E que projeto de construção é a arca! Contrariando as chacotas dos vizinhos, Noé e seus filhos devem derrubar milhares de ciprestes e, com eles, fazer tábuas na quantidade suficiente para construir um zoológico flutuante. Essa embarcação de três andares precisa ter capacidade para transportar as várias espécies de animais e armazenar comida e água necessárias por um período indefinido. Apesar das dificuldades, o texto nos assegura que “Noé fez tudo exatamente como Deus lhe tinha ordenado” (Gn 6.13-22).
No mundo dos negócios, os empreendedores estão acostumados a correr riscos, trabalhando contra a sabedoria convencional para criar novos produtos ou processos. É necessária uma visão de longo prazo, em vez de atenção aos resultados de curto prazo. Noé enfrentou o que às vezes deve ter parecido uma tarefa impossível, e alguns estudiosos da Bíblia sugerem que a construção real da arca levou cem anos. Também é preciso fé, tenacidade e planejamento cuidadoso diante de céticos e críticos. Talvez devêssemos acrescentar o gerenciamento de projetos à lista de desenvolvimentos pioneiros de Noé. Hoje, inovadores, empreendedores e aqueles que desafiam as opiniões e os sistemas predominantes em nossos ambientes de trabalho ainda precisam de uma fonte de força interior e convicção. A resposta não é nos convencermos a correr riscos tolos, é claro, mas recorrer à oração e ao conselho dos sábios em Deus quando formos confrontados com oposição e desânimo. Talvez precisemos de um florescimento de cristãos talentosos e treinados para o trabalho de encorajar e ajudar a refinar a criatividade de inovadores nos negócios, na ciência, na academia, nas artes, no governo e em outras esferas de trabalho.
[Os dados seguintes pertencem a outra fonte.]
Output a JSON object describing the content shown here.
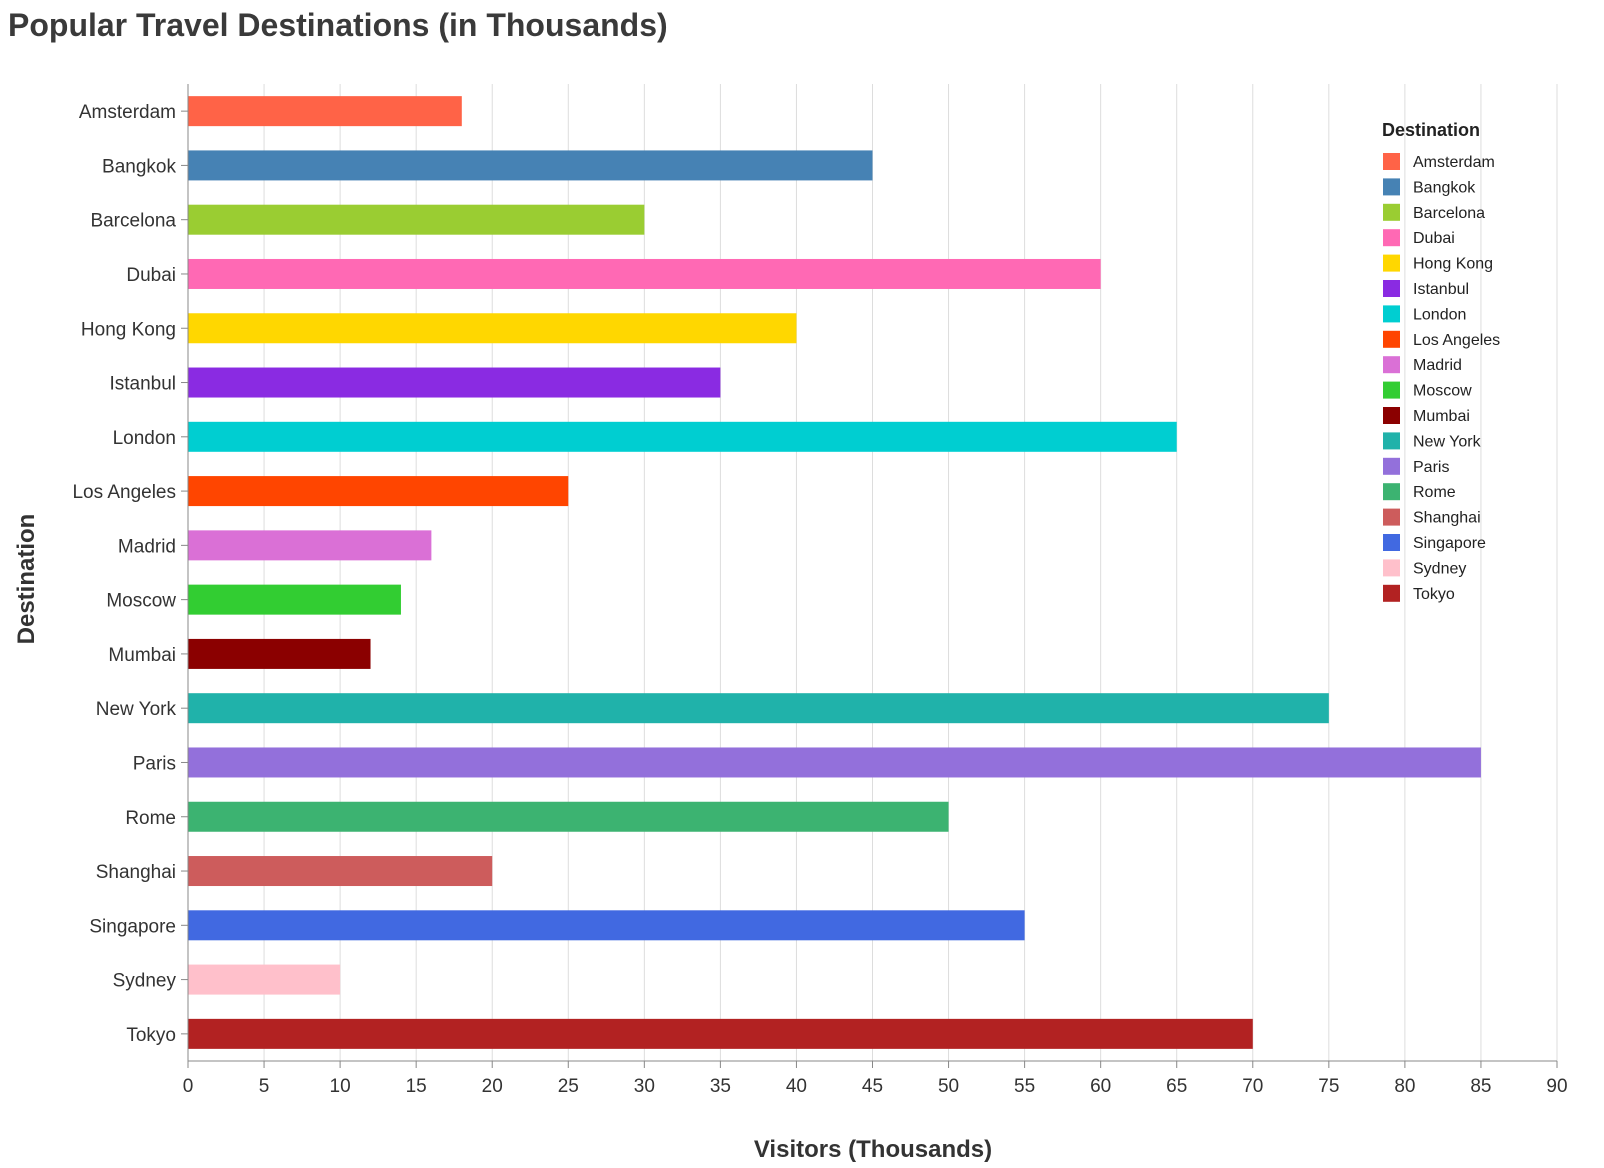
{
  "chart_data": {
    "type": "bar",
    "orientation": "horizontal",
    "title": "Popular Travel Destinations (in Thousands)",
    "xlabel": "Visitors (Thousands)",
    "ylabel": "Destination",
    "xlim": [
      0,
      90
    ],
    "x_ticks": [
      "0",
      "5",
      "10",
      "15",
      "20",
      "25",
      "30",
      "35",
      "40",
      "45",
      "50",
      "55",
      "60",
      "65",
      "70",
      "75",
      "80",
      "85",
      "90"
    ],
    "grid": true,
    "legend": {
      "title": "Destination",
      "placement": "top-right"
    },
    "categories": [
      "Amsterdam",
      "Bangkok",
      "Barcelona",
      "Dubai",
      "Hong Kong",
      "Istanbul",
      "London",
      "Los Angeles",
      "Madrid",
      "Moscow",
      "Mumbai",
      "New York",
      "Paris",
      "Rome",
      "Shanghai",
      "Singapore",
      "Sydney",
      "Tokyo"
    ],
    "values": [
      18,
      45,
      30,
      60,
      40,
      35,
      65,
      25,
      16,
      14,
      12,
      75,
      85,
      50,
      20,
      55,
      10,
      70
    ],
    "colors": [
      "#ff6347",
      "#4682b4",
      "#9acd32",
      "#ff69b4",
      "#ffd700",
      "#8a2be2",
      "#00ced1",
      "#ff4500",
      "#da70d6",
      "#32cd32",
      "#8b0000",
      "#20b2aa",
      "#9370db",
      "#3cb371",
      "#cd5c5c",
      "#4169e1",
      "#ffc0cb",
      "#b22222"
    ]
  }
}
A história do dilúvio, encontrada em Gênesis 7.1—8.19, é bem conhecida. Por mais de meio ano, Noé, sua família e todos os animais saltitam dentro da arca, enquanto as inundações se alastram, fazendo a arca girar na água que cobria o topo das montanhas. Quando finalmente o dilúvio diminui, o solo está seco e uma nova vegetação está surgindo. Os ocupantes da arca mais uma vez pisam em terra firme. O texto ecoa Gênesis 1, enfatizando a continuidade da criação. Deus sopra um “vento” sobre “as profundezas” e “as águas” retrocedem (Gn 8.1-3). No entanto, em certo sentido, aquele era um mundo novo, remodelado pela força do dilúvio. Deus estava dando à cultura humana uma nova oportunidade de começar do zero e acertar. Para os cristãos, isso prenuncia o novo céu e a nova terra em Apocalipse 21—22, quando a vida e o trabalho humanos são levados à perfeição dentro do cosmos, curados dos efeitos da Queda, como discutimos em "Deus traz à existência o mundo material” (Gn 1.1-2).
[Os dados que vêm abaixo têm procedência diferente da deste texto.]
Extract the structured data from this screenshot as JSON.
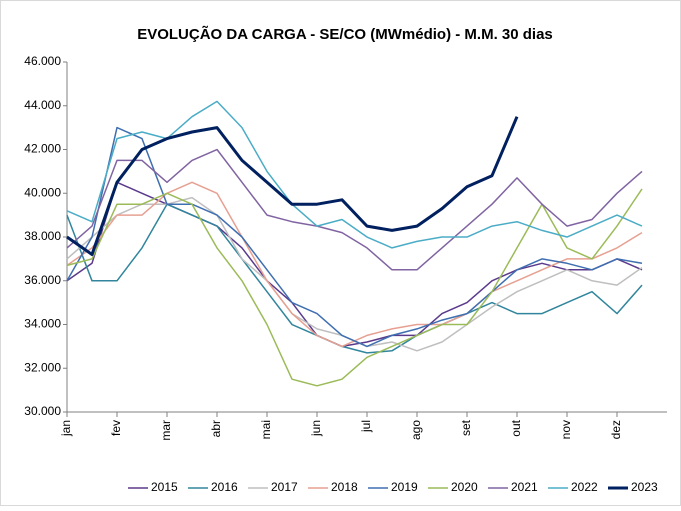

O que pode ficar menos aparente é que este, o primeiro trabalho de engenharia em larga escala da humanidade, é um projeto ambiental. Apesar — ou talvez como resultado — do relacionamento rompido da humanidade com a serpente e todas as criaturas (Gn 3.15), Deus atribui a um ser humano a tarefa de salvar os animais e confia nele para fazê-lo fielmente. As pessoas não estavam isentas do chamado de Deus para dominar “sobre os peixes do mar, sobre as aves do céu e sobre todos os animais que se movem pela terra” (Gn 1.28). Deus está sempre trabalhando para restaurar o que foi perdido na Queda, e ele usa como seu principal instrumento a humanidade — caída sim, mas em restauração.